Upper Gastrointestinal Bleeding:

• Cases of gastrointestinal (GI) bleeding, mostly upper GI bleeding, have occurred in patients using calcimimetics, including Sensipar^®, from post marketing and clinical trial sources.

• In clinical studies, 2 patients treated with Parsabiv^® in 1,253 patient years of exposure had upper GI bleeding at the time of death. There were too few cases to determine whether these cases were related to Parsabiv^®.

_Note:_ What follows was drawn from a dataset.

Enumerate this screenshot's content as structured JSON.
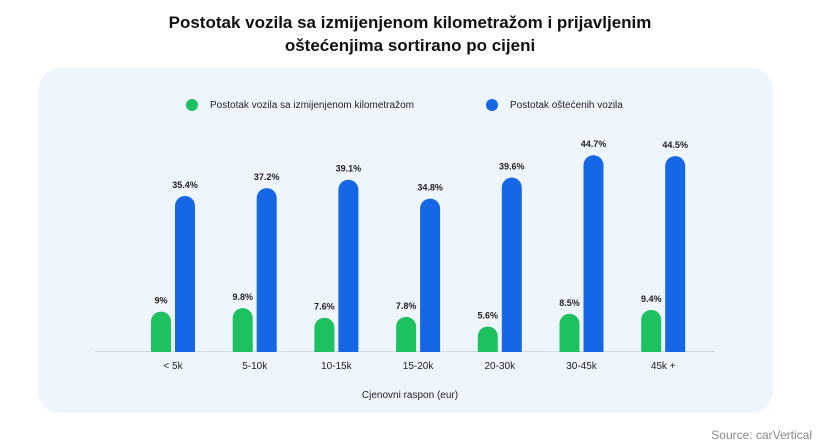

• The exact cause of GI bleeding in these patients is unknown. Patients with risk factors for upper GI bleeding, such as known gastritis, esophagitis, ulcers or severe vomiting, may be at increased risk for GI bleeding with Parsabiv^® or Sensipar^®. Monitor patients for worsening of common Parsabiv^® or Sensipar^® GI ad^® or Sensipar^® therapy.

Adynamic Bone:

• Adynamic bone may develop if PTH levels are chronically suppressed.

Adverse Reactions:

• In clinical trials of patients with secondary HPT comparing Parsabiv^® to placebo, the most common adverse reactions were blood calcium decreased (64% vs. 10%), muscle spasms (12% vs. 7%), diarrhea (11% vs. 9%), nausea (11% vs. 6%), vomiting (9% vs. 5%), headache(8% vs. 6%), hypocalcemia (7% vs. 0.2%), and paresthesia (6% vs. 1%).

• In clinical trials of patients with secondary HPT comparing Sensipar^® to placebo, the most commonly reported side effects were nausea (31% vs. 19%), vomiting (27% vs. 15%), and diarrhea (21% vs. 20%).